The Freeport Ordinance Committee will conduct a workshop next week with the town’s Shellfish Conservation Commission focusing on clam farming.
At issue for the Aug. 25 meeting is whether the town should proceed with a commission-recommended ordinance for clam-farming permits, or instead work within an existing Department of Marine Resources aquaculture leasing structure. The meeting in the Town Council chambers begins at 5:30 p.m.
The Ordinance Committee, a Town Council subcommittee, will make a recommendation to the full council on the contentious issue of aquaculture in Freeport, or simply file a report. Melanie Sachs, a committee member and Town Council chairwoman, said last Friday she expects no decision at the Aug. 25 meeting.
“It looks like discussion,” Sachs said. “We need the Department of Marine Resources’s point of view regarding our program.”
Doug Leland, shellfish commission chairman, attended a July intertidal group meeting in Augusta, which lasted more than three hours. Clamming stakeholders, municipal marine resource officers and two state officials were present.
“There weren’t any conclusions,” Leland said. “It was more information sharing.”
One difference between state leasing and town permitting is residency. While 90 percent of the people who harvest clams in Freeport are Freeport residents, by town statute, the state does not have a residency requirement.
The shellfish commission has been working for two years to craft a proposal, citing declining clam harvests in Freeport and around the state. Clam farmers could take their own measures to protect their resource from predators such as green crabs. But many harvesters oppose private clam farming. Those clammers are against taking mud flats from the public domain, and point to what they say is an increased harvest this year. The Department of Marine Resources will not release its findings on 2016 clam harvests until next March.

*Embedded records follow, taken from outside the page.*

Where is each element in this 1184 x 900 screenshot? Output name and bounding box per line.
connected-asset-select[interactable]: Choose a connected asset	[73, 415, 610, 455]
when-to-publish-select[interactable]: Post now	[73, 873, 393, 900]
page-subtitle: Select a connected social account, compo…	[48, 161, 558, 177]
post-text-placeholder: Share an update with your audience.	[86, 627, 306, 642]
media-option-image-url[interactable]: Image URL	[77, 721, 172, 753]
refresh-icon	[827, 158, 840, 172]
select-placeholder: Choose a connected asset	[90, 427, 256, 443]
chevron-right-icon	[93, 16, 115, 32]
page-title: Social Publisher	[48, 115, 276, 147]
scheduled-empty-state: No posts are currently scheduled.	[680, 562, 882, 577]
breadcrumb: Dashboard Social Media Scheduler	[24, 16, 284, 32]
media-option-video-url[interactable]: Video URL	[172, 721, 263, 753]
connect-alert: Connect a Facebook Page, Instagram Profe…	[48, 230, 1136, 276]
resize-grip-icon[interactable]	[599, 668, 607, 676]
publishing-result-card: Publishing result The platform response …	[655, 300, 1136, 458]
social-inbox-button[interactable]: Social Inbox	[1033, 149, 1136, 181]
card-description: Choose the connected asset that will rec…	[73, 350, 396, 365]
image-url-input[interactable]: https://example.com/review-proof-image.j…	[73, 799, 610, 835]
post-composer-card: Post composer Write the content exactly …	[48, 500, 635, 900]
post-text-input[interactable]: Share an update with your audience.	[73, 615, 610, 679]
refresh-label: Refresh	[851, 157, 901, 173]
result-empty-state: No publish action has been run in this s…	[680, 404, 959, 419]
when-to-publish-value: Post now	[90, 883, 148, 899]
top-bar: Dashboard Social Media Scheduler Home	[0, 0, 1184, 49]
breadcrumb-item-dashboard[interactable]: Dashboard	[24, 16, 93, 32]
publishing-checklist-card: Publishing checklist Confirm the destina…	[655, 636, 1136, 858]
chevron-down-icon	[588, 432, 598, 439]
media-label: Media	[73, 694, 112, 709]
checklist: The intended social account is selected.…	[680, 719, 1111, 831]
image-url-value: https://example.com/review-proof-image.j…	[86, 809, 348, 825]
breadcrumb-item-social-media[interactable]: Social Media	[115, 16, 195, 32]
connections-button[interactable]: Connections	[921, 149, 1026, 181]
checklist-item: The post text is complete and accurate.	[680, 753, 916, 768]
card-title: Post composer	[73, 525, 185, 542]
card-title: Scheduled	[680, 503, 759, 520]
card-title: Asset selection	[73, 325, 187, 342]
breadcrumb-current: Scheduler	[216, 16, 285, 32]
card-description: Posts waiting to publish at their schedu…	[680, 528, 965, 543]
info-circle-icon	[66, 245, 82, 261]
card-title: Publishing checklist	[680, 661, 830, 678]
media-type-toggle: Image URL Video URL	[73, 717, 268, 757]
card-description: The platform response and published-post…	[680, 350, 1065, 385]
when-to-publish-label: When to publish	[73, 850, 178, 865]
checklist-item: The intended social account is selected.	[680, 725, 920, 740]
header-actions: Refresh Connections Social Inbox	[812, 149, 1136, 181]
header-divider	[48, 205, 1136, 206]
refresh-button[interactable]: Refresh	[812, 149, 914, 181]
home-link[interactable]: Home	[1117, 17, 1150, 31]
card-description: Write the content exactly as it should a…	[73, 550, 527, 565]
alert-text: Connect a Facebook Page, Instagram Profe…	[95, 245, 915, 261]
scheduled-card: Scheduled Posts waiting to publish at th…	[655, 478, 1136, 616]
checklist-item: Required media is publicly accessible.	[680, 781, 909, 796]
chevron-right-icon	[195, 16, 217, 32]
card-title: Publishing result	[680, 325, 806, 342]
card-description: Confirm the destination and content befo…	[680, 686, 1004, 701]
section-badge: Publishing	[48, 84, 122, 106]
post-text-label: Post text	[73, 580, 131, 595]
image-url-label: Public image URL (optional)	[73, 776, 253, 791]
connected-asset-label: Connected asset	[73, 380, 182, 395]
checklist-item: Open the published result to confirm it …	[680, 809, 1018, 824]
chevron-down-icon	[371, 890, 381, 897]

The state already has the authority to issue clam-farming leases to individuals — both long-term and experimental leases. In both cases, a harvester interested in pursuing a clam-farm lease must receive permission from the owner of the intertidal land and from the municipality in which the land is located.
“It is possible that state application requirements combined with municipal requirements can create a workable mechanism for those harvesters wishing to experiment with a clam farm, while protecting the interests of the municipality and local wild harvesters as currently achieved in Freeport’s Municipal Shellfish Ordinance,” Leland said. “This is the path currently being explored.”
Freeport, Brunswick and Harpswell each are working on some form of clam farming. Leland said that part of the July discussion at the Department of Marine Resources centered on the distinction between the town permitting process and the leasing of clam flats, which only can be established by the state.
The commission’s proposed amendment to Freeport’s shellfish ordinance has changed. The commission once suggested a parcel of town-leased mud flats near Recompence Shore Campround, but some riparian landowners there objected to clam farming. The commission has altered its proposal to simply allow harvesters to negotiate with landowners, an agreement that then would be subject to town and state approval. The flats in question must be subproductive.
Leland said that the basic difference between town permitting and state leasing of clam flats is liability – which entity would defend the practice should issues arise.
The Shellfish Conservation Commission is open to more conversation, he said.
“What I hope to do is to bring the options together and then find a path forward,” he said. “This conversation began over two years ago because the clam harvest has been down for 30 years. That’s what triggered all this conversation – not as a means to displace wild harvesting or to replace wild harvesting.”
Leland said that the Shellfish Conservation Commission has the responsibility of considering the implications of long-term resource trends and means for sustaining the industry for future generations. He referred to Department of Marine Resources findings that show soft-shell clam landings in Freeport down by more than 50 percent from 2014 to 2015, and down by more than 70 percent since 2012.
“Landings may improve this year,” Leland said. “I hope they do, but the Department of Marine Resources will not have 2016 data available until the spring of 2017. In the meantime, the long-term trend of the resource since the 1970s.

Adam “the Fluff” Morse harvests clams at Little River in Freeport. Clint Goodenow is in the background.